Из глубины погруженной в темноту деревни под кронами пальм поднялся негромкий плач, нарастая и неистово смешиваясь с шумом прибоя, – это были истошные, леденящие кровь крики первобытной женщины, оплакивающей потерю любимого человека.




Эффект, произведенный на американца, был поразительным. С пронзительным восклицанием он вскочил с кресла, словно отвечая на неожиданный призыв. Затем, пробормотав извинения, он с досадой опустился обратно на кресло и продолжил разговор с напряженным сосредоточением.
Снова и снова этот пронзительный крик заставлял нас обратить внимание на каденцию, чья душераздирающая настойчивость не поддается описанию. В него вкрался и смешался с ним гулкий монотонный барабанный бой.
После первого же затишья единственной реакцией странного гостя было то, что он на мгновение закрыл глаза и крепче сжал стул, пока не заскрипел терзаемый тростник.

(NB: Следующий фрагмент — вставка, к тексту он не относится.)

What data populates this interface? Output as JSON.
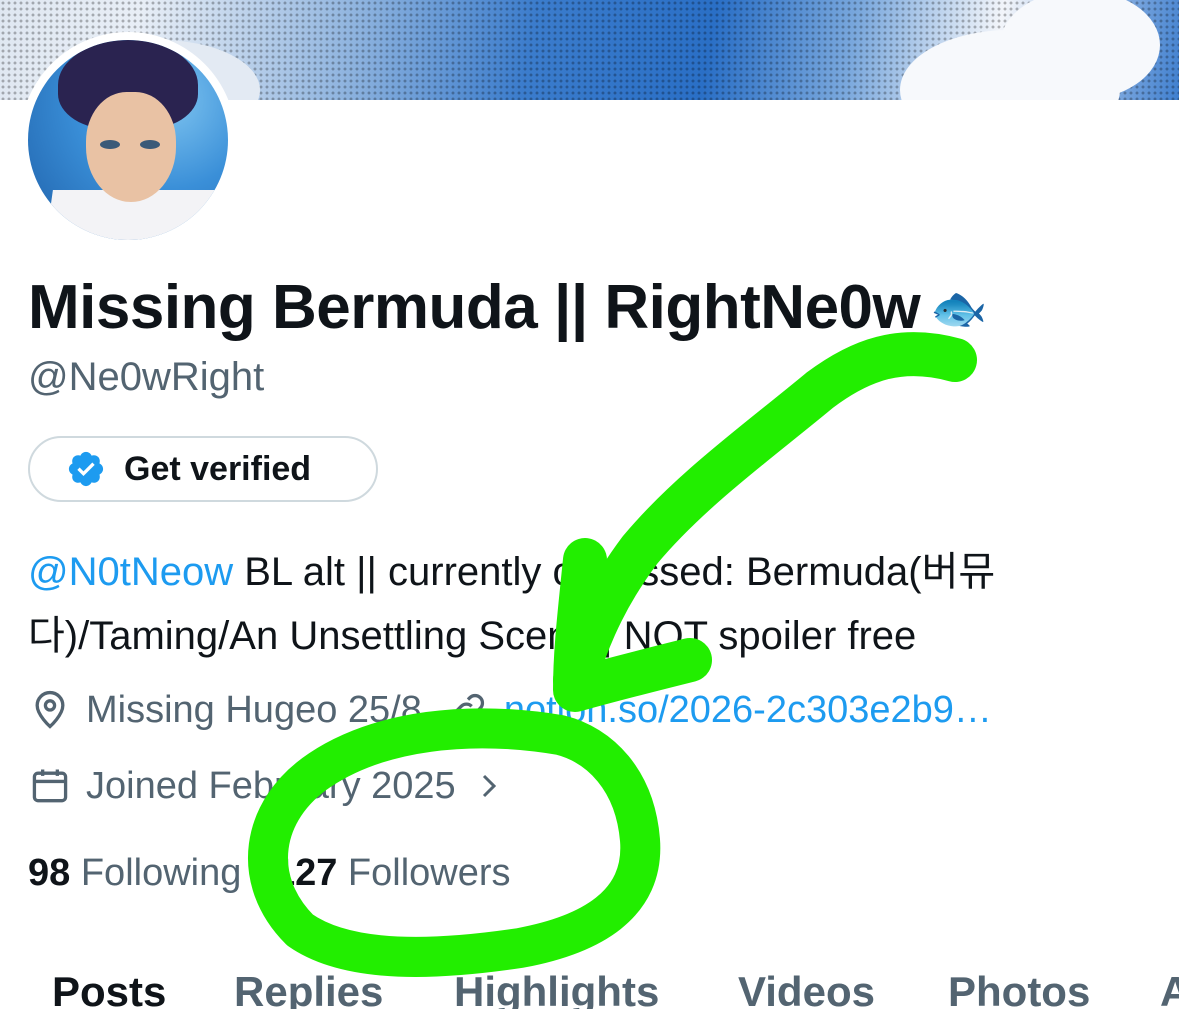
{
  "profile": {
    "display_name": "Missing Bermuda || RightNe0w",
    "name_emoji": "🐟",
    "handle": "@Ne0wRight",
    "verify_label": "Get verified",
    "bio_mention": "@N0tNeow",
    "bio_text": " BL alt || currently obsessed: Bermuda(버뮤다)/Taming/An Unsettling Scent || NOT spoiler free",
    "location": "Missing Hugeo 25/8",
    "website": "notion.so/2026-2c303e2b9…",
    "joined": "Joined February 2025",
    "following_count": "98",
    "following_label": "Following",
    "followers_count": "127",
    "followers_label": "Followers"
  },
  "tabs": [
    {
      "label": "Posts"
    },
    {
      "label": "Replies"
    },
    {
      "label": "Highlights"
    },
    {
      "label": "Videos"
    },
    {
      "label": "Photos"
    },
    {
      "label": "A"
    }
  ],
  "colors": {
    "accent": "#1d9bf0",
    "annotation": "#22ee00",
    "secondary_text": "#536471"
  }
}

Наконец, однако, он поднялся и, сцепив руки за спиной, зашагал по палубе осторожными скованными шагами.
Он умолял всех оставить его и дождался, когда они уйдут; и здесь же, все еще вышагивавшего взад-вперед, Джорно нашел его несколько часов спустя, когда, не в силах заснуть, француз вышел покурить.
В предрассветных сумерках страдалец поведал Джорно оставшуюся часть своей истории, удивительно мало сдержанной для человека того класса, к которому он, очевидно, принадлежал.

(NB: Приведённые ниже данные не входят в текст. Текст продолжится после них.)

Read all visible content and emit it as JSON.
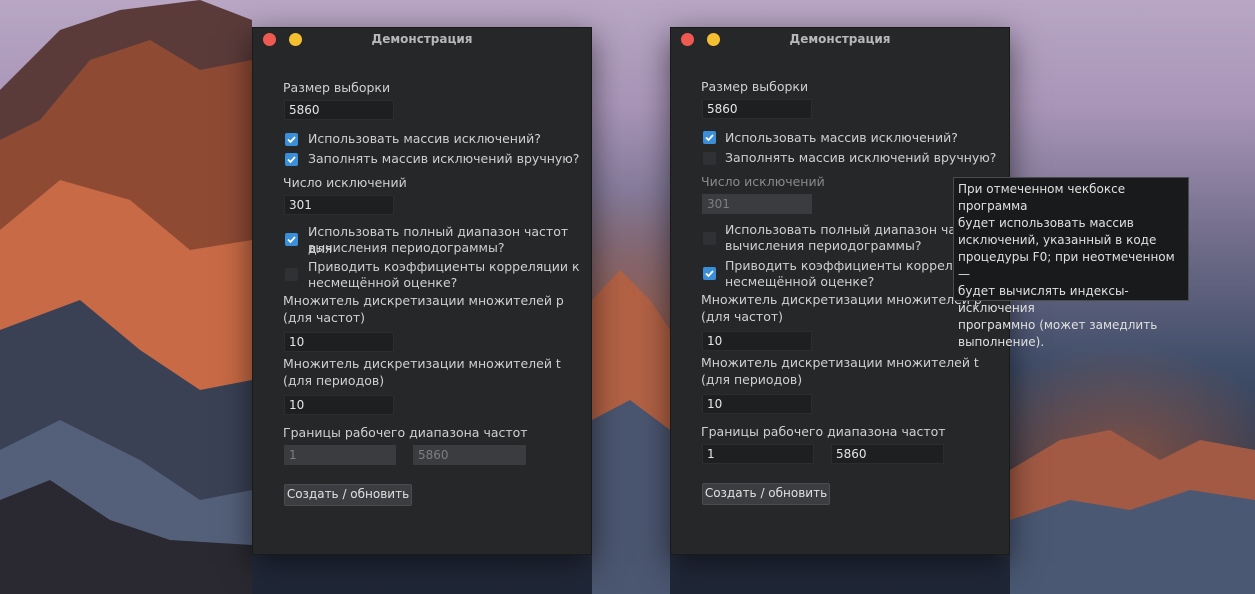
{
  "window_title": "Демонстрация",
  "labels": {
    "sample_size": "Размер выборки",
    "use_exclusions": "Использовать массив исключений?",
    "fill_manually": "Заполнять массив исключений вручную?",
    "exclusion_count": "Число исключений",
    "full_range_1": "Использовать полный диапазон частот для",
    "full_range_2": "вычисления периодограммы?",
    "full_range_cut_1": "Использовать полный диапазон часто",
    "corr_1": "Приводить коэффициенты корреляции к",
    "corr_2": "несмещённой оценке?",
    "corr_cut_1": "Приводить коэффициенты корреляци",
    "mult_p_1": "Множитель дискретизации множителей p",
    "mult_p_cut_1": "Множитель дискретизации множителей р",
    "mult_p_2": "(для частот)",
    "mult_t_1": "Множитель дискретизации множителей t",
    "mult_t_2": "(для периодов)",
    "bounds": "Границы рабочего диапазона частот"
  },
  "button_label": "Создать / обновить",
  "left": {
    "sample_size": "5860",
    "exclusion_count": "301",
    "mult_p": "10",
    "mult_t": "10",
    "bound_low": "1",
    "bound_high": "5860",
    "checks": {
      "use_exclusions": true,
      "fill_manually": true,
      "full_range": true,
      "corr": false
    }
  },
  "right": {
    "sample_size": "5860",
    "exclusion_count": "301",
    "mult_p": "10",
    "mult_t": "10",
    "bound_low": "1",
    "bound_high": "5860",
    "checks": {
      "use_exclusions": true,
      "fill_manually": false,
      "full_range": false,
      "corr": true
    }
  },
  "tooltip_lines": [
    "При отмеченном чекбоксе программа",
    "будет использовать массив",
    "исключений, указанный в коде",
    "процедуры F0; при неотмеченном —",
    "будет вычислять индексы-исключения",
    "программно (может замедлить",
    "выполнение)."
  ],
  "colors": {
    "window_bg": "#262729",
    "accent": "#3b8fd8",
    "close": "#ee5a52",
    "minimize": "#f4bf30"
  }
}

Попав в результате своего злоключения под гостеприимный кров жителей атоллов, он обнаружил, что их обходительность сравнима лишь с их восторгом по поводу его прихода. Они с благоговением гладили его белую кожу и ласкали пушистые волосы – и мужчины, и женщины, и дети.

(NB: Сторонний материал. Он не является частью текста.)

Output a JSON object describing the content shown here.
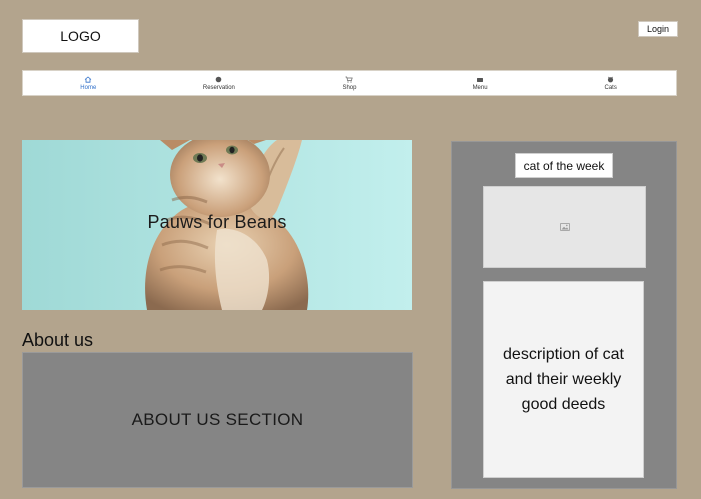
{
  "header": {
    "logo_text": "LOGO",
    "login_label": "Login"
  },
  "nav": {
    "items": [
      {
        "label": "Home",
        "icon": "home-icon",
        "active": true
      },
      {
        "label": "Reservation",
        "icon": "reservation-icon",
        "active": false
      },
      {
        "label": "Shop",
        "icon": "cart-icon",
        "active": false
      },
      {
        "label": "Menu",
        "icon": "menu-icon",
        "active": false
      },
      {
        "label": "Cats",
        "icon": "cat-icon",
        "active": false
      }
    ]
  },
  "hero": {
    "title": "Pauws for Beans",
    "image": "kitten-photo"
  },
  "about": {
    "heading": "About us",
    "section_text": "ABOUT US SECTION"
  },
  "cat_of_week": {
    "label": "cat of the week",
    "image_placeholder_icon": "image-icon",
    "description": "description of cat and their weekly good deeds"
  },
  "colors": {
    "background": "#b3a48d",
    "panel_gray": "#858585",
    "active_nav": "#2f6fc9",
    "hero_bg": "#b7ebea"
  }
}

Возможно, смутное атавистическое восприятие распознало в его прекрасной белокурой мужественности расовый идеал европеоидных предков. Возможно, он был для них чем-то вроде воплотившейся сказочной мечты.
Их речь, которая лишь как диалект отличалась от уже знакомого языка маркизцев, он уже понимал. Ни один белый человек никогда не посещал их, рассказали они ему. Сами они не были мореплавателями, никогда не осмеливались выходить за пределы видимости суши, а суда извне редко причаливали к этим коварным берегам.
Много лун назад с ближайшего острова сюда прибыло одно судно, но другого, возможно, уже не будет. Проход через рифы был очень коварный, как они понимали, и мало что могло соблазнить чужаков отважиться пройти по нему.
Трижды он решался один в одиночку на легкой лодке отправиться на поиски ближайшего острова. Один раз его отнесло течением на риф; один раз его вытащили из прибоя несколько приютивших его хозяев, которые, придерживаясь суши, следили за его продвижением; а однажды, после трех дней безнадежного дрейфа, его, полубезумного от жажды, прибило к берегу во время мощного прилива.
Он был в отчаянии, ведь у него дома была девушка – потрясающая девушка, как он описал ее Джорно, – изысканно привлекательная, но строгая и спортивная, почти как мужчина. Он должен вернуться к ней и к своим привычным занятиям.
Постепенно, однако, когда он убедился в безнадежности своего положения, атоллы начали плести вокруг него свои дурманящие чары. Его тело, давно уже обнаженное, больше не испытывало придирчивого благоговения перед собственной расой. Он как-то забыл, почему ему казалось, что его тело прекраснее или лучше, чем у великолепных, стройных детей моря, окружавших его.
Он рассказал Джорно, что читал о пагубной магии, с помощью которой тропики усыпляют расовые предубеждения и традиции англосаксов, но только после появления Ламайи осознал грозящую ему опасность.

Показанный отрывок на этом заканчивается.